Basquiat is like Gysin in that his far reaching vision has taken time to really take hold. Basquiat’s dub version of history rings more and more true. When he lived he was not a marginal figure. He was not underground; he’d been on the cover of the New York Times Magazine. But Basquiat was way ahead of his time to the extent that he felt push back. He was not like the people in the art world. He wasn’t following the script. His enemies were not imagined, not just paranoia. He was in Star Trek territory boldly going where no man had gone before. He was rocking the boat, playing against the paradigm and winning.

He was certainly ahead of his market. Although he was infinitely richer than any of his friends, which was the source of much pain, he never really participated in his own market, as it turned out. He was famous in his lifetime, but he was hardly the celebrity that he is today. His reputation was not secure in his own mind. Among his peers, in the little downtown world of ours, he was a living legend, but sometimes the legend is the last one to know.
Basquiat was also ahead of his time in that the work not only retains its power, it actually seems to gain in power as time goes on and the audiences catch up to what exactly was going on there and invest in it with their interest and a kind of faith. His work was new in the way that only prophetic work is new. It was a whole new school, if even it was a one-man school for a moment, but it was a school that would turn art in a new direction. It was a school that said to other schools, built on theory and criticism, that school was out. How did Alice Cooper put it. “School’s out forever.” He schooled some bad fools. And that was the push back he felt. The black graffiti gimmick artist trend thing that sold bad newspapers.

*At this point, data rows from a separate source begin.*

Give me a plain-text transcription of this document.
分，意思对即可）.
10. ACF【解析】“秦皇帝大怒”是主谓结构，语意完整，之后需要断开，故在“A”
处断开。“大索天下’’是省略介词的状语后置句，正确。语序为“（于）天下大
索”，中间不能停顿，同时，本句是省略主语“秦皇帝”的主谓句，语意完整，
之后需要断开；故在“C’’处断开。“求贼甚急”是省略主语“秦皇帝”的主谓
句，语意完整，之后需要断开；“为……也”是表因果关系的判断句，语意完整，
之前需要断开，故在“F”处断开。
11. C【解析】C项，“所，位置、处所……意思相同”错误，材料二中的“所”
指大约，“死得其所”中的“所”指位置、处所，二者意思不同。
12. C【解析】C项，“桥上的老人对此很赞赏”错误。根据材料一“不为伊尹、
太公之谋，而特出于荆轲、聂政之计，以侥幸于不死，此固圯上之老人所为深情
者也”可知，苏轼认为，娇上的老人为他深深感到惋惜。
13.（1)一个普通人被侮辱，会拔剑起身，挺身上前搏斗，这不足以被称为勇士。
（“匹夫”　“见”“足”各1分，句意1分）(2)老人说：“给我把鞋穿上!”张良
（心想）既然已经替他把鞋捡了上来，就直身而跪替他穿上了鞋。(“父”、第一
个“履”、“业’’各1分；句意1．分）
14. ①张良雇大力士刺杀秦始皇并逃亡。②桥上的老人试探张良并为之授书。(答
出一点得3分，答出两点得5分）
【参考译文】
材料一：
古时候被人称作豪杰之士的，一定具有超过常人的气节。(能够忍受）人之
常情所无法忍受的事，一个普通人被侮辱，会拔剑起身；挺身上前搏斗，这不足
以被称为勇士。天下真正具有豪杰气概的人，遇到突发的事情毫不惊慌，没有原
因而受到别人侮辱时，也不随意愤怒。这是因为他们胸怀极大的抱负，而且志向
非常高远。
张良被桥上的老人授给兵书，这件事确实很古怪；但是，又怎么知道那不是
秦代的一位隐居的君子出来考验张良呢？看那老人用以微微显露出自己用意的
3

He was the once in a lifetime real deal: artist as prophet. He was a scathing archive researcher and titanic mythos storyteller, he was a Dante-esque poet of data processing, a new wave griot, a self crowned king, a witch doctor, a poet, a musician, a heart as an arena.
Looking at people looking at Basquiat makes me realize that he made art for much different reasons than most of his peers did, far different in motive from most artists working today. Although he is a heavyweight champion in the market, he had no interest in the market at the time except as a form of abstract applause. He didn’t make work for collectors, dealers, curators or critics. He painted for the public. He didn’t paint for those who would hold title to his pieces, but for all those who would see them. He wasn’t out to get rich, he was out win. He painted for the world title: heavyweight champion of the world and grandmaster.

That’s what the great ones do. I wish he’d lived to see it. I wish he could see his shows now, how they draw the crowds, and I know he’d like his prices. I remember him laughing at selling a painting at the Fun Gallery show that he’d made in ten minutes. He had figured out that his hourly rate was something like $15,000 an hour. I wonder what the wage would be now. I think he’d like the fact that all those Basquiats in all those houses are just being well cared for before they inevitably wind up in a museum. But I would advise any collector not to put them in storage. They don’t like that. They want air and light. They want to be looked at. They’re alive.

As much as any music in my possession I listen to Beat Bop, the record that Basquiat produced with Rammellzee (recently departed) and K-Rob in 1983. It still sounds like now, which is how it sounded then. It’s perfectly in rhythm, perfectly in time. That’s what I see in the paintings and the drawings. Bigger than life life. Living large life. Moments still radiant with thought and feeling. Everything that came from his hand is alive, giving off rays. It’s like that Charlie Parker song, “Now Is the Time.” Now is always the time. Boom. Boom for real.